Did you know that the Harry Potter series was banned? Banned Books Week is a global event around the end of September every year, originating in 1982. In fact, this past week was Banned Books Week (September 18th-24th). Its significance lies in the celebration of intellectual freedom and raising awareness on the effect of censorship, starting with books. The chosen theme for this year is “Books Unite Us. Censorship Divides Us.”
Banned Books Week was first founded by activist Judith Krug, in 1982. The goal was to bring to light the censorship of books to United States citizens. This was following the Island Tree School District v.

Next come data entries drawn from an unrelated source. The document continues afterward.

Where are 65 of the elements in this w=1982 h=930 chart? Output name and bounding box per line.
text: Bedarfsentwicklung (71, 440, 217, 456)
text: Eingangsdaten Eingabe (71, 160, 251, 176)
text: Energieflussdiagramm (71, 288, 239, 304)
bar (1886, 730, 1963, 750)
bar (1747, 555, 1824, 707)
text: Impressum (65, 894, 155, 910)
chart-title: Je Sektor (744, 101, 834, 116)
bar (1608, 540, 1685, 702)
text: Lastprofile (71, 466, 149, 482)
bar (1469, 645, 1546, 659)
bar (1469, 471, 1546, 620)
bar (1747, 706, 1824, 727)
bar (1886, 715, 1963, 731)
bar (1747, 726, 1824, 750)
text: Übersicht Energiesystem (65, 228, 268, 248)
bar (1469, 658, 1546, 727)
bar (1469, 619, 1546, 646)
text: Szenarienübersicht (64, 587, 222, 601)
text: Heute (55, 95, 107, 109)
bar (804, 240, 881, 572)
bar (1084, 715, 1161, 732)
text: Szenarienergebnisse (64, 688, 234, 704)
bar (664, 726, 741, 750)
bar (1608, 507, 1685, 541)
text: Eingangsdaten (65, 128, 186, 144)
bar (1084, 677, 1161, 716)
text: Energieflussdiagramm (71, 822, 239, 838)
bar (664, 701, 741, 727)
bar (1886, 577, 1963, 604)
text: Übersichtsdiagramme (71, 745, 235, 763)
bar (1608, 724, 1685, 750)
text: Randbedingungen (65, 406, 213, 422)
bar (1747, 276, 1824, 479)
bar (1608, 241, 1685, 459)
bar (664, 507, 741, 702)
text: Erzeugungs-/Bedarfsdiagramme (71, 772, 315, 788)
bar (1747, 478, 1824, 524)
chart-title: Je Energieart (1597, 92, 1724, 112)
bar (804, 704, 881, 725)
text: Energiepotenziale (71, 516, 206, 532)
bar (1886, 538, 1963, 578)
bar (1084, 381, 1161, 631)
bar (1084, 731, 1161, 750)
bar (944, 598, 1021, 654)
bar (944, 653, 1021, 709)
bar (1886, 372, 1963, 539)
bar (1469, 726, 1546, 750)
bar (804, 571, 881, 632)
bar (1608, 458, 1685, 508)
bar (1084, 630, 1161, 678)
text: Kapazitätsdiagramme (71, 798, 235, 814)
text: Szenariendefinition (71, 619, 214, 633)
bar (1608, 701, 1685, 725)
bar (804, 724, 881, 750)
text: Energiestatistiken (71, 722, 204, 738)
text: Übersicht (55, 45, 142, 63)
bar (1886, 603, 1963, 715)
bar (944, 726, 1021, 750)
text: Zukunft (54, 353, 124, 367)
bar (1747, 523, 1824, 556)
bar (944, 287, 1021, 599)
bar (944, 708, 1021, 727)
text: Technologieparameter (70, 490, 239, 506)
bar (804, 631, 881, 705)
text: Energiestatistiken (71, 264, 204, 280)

Pico case, which resulted in the Supreme Court ruling on June 25th, 1982, that school officials do not have the permission to ban books from libraries solely due to their content.
The cause for the challenge/ban of these books through the last four decades were often due to their nature of containing profanity, sexual explicitness, abuse, and gender diversity.
The five most challenged books across the United States this year (in descending order), according to the American Library Association (ALA)’s Office for Intellectual Freedom are: Gender Queer, by Maia Kobabe; Lawn Boy, by Jonathan Evison; All Boys Aren’t Blue, by George M. Johnson, Out of Darkness, by Ashley Hope Perez; and The Hate U Give, by Angie Thomas.
Why is book banning and censorship important to Northwood? Banned Books Week raises awareness of censorship to the school, which has secluded itself as a private institution, according to Ms. Noel Carmichael, Dean of Faculty and Academic Affairs.
“We’re a little bit sheltered from this issue [of censorship], in a way, because, as an independent school we have a lot of freedom,” Carmichael said. “Every one of our English teachers and other courses gets to choose what they want to include in their courses that we vet internally, but we don’t have to respond to any external source for our reading material. So, we have a lot of freedom. But what that means is that we are ignorant of these issues. We can read whatever we want, but there are some people who can’t, and therefore, we have that problem of not knowing it’s an issue because it’s not an issue for us.”
Back to the beloved Harry Potter books. According to the American Library Association, the popular children’s series, which has been made into wildly popular movies, are the most challenged books of this century. The most recent occurrence was in a Nashville Catholic school in 2019, according to The Tennessean newspaper.